The Guardian’s Nick Davies, the person most responsible for unearthing Rupert Murdoch’s News of the World scandal, has another must-read today, reporting on what Rebekah Brooks knew and when she knew it.

He reports Scotland Yard met with Brooks back in 2002 to complain that her journalists had tailed detective David Cook, who was investigating a 1987 murder whose top suspect, Jonathan Rees was one of the News of the World’s phone hackers.

A Guardian investigation suggests that surveillance of Detective Chief Superintendent David Cook involved the News of the World physically following him and his young children, “blagging” his personal details from police databases, attempting to access his voicemail and that of his wife, and possibly sending a “Trojan horse” email in an attempt to steal information from his computer.

An NotW reporter was allegedly on the take, funneling money back from Rees. Police found out that the paper had been following Detective Cook, but:

Scotland Yard chose not to mount a formal inquiry. Instead a senior press officer contacted Brooks to ask for an explanation. She is understood to have told them they were investigating a report that Cook was having an affair with another officer, Jacqui Hames, the presenter of BBC Crimewatch. Yard sources say they rejected this explanation, because Cook had been married to Hames for some years; the couple had two children, then aged two and five; and they had previously appeared together as a married couple in published stories.”The story was complete rubbish,” according to one source.

For four months, the Yard took no action, raising questions about whether they were willing to pursue what appeared to be an attempt to interfere with a murder inquiry. However, in November 2002, at a press social event at Scotland Yard, Brooks was asked to come into a side room for a meeting. She was confronted by Cook, his boss, Commander Andre Baker, and Dick Fedorcio, the head of media relations. According to a Yard source, Cook described the surveillance on his home and the apparent involvement of Marunchak, and evidence of Marunchak’s suspect financial relationship with Rees. Brooks is said to have defended Marunchak on the grounds that he did his job well.

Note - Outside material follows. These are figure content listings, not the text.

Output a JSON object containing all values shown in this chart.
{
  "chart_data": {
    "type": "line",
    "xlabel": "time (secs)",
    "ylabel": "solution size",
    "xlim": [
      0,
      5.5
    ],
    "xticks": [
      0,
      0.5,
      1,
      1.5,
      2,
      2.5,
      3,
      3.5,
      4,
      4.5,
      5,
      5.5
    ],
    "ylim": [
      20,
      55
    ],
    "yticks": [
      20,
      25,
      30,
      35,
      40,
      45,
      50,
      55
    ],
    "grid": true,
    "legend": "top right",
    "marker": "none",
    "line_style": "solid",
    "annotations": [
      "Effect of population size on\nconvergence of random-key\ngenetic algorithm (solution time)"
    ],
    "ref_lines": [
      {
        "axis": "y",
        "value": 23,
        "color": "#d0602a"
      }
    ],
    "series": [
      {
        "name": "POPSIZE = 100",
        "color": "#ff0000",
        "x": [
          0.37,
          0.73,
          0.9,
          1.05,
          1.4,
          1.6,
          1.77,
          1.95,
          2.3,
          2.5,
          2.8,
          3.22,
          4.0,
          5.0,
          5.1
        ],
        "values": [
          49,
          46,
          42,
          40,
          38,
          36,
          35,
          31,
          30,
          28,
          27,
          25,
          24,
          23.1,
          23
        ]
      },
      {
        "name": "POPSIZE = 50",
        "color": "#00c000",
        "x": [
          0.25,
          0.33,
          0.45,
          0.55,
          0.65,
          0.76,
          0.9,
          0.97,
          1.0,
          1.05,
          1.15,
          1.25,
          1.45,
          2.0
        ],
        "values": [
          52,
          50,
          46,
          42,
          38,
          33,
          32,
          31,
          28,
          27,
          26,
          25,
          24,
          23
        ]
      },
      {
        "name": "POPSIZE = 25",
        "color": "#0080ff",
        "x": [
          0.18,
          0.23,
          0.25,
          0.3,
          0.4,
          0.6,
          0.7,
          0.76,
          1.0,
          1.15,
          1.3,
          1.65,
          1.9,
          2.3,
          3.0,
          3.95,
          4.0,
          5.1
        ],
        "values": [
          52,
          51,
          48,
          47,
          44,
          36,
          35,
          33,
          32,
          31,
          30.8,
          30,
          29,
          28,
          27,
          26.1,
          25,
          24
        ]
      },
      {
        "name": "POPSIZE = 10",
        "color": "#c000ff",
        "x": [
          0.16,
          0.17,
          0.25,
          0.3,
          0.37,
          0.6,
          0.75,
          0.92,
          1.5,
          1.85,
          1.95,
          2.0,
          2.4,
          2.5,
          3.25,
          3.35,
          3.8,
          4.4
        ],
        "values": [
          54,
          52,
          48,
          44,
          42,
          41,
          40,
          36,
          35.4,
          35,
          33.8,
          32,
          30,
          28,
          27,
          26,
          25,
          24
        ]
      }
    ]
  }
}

This is a guy whom Brooks and NotW thought it was good to employ.

The Guardian has a fun and useful list of denials, many of them would have to be called lies now, issued by News Corporation, the police, and press officials about the hacking scandal:

July 2009 News International statement following publication of first Guardian hacking story by Nick Davies

“All of these irresponsible and unsubstantiated allegations against News of the World and other News International titles and its journalists are false.”

And this one’s nice:

November 2009 PCC report on the Guardian’s hacking allegations

“The PCC has seen no new evidence to suggest that the practice of phone message tapping was undertaken by others beyond Goodman and Mulcaire, or evidence that News of the World executives knew about Goodman and Mulcaire’s activities. It follows that there is nothing to suggest that the PCC was materially misled during its 2007 inquiry….

Indeed, having reviewed the matter, the Commission could not help but conclude that the Guardian’s stories did not quite live up to the dramatic billing.”

PCC would be the Press Complaints Commission.

Meantime, the paper’s Roy Greenslade eviscerates yet another misleading statement, this time from Rupert Murdoch himself today. Murdoch:

“I have made clear that our company must fully and proactively cooperate with the police in all investigations…”

Greenslade:

Proactive? News Int has made the public promise of pro-activity to get to the bottom of its own staff’s activities at least three times in the past.

On the other hand it is well known that it has cooperated rather too closely with the police in the past, so that bit is probably true enough.

Read the whole thing.

— Who exactly got hacked? The Guardian (of course) has a list of all the names known thus far.

It seems long, but it’s actually very short:

Although the total number of names runs into the thousands, few so far have been identified.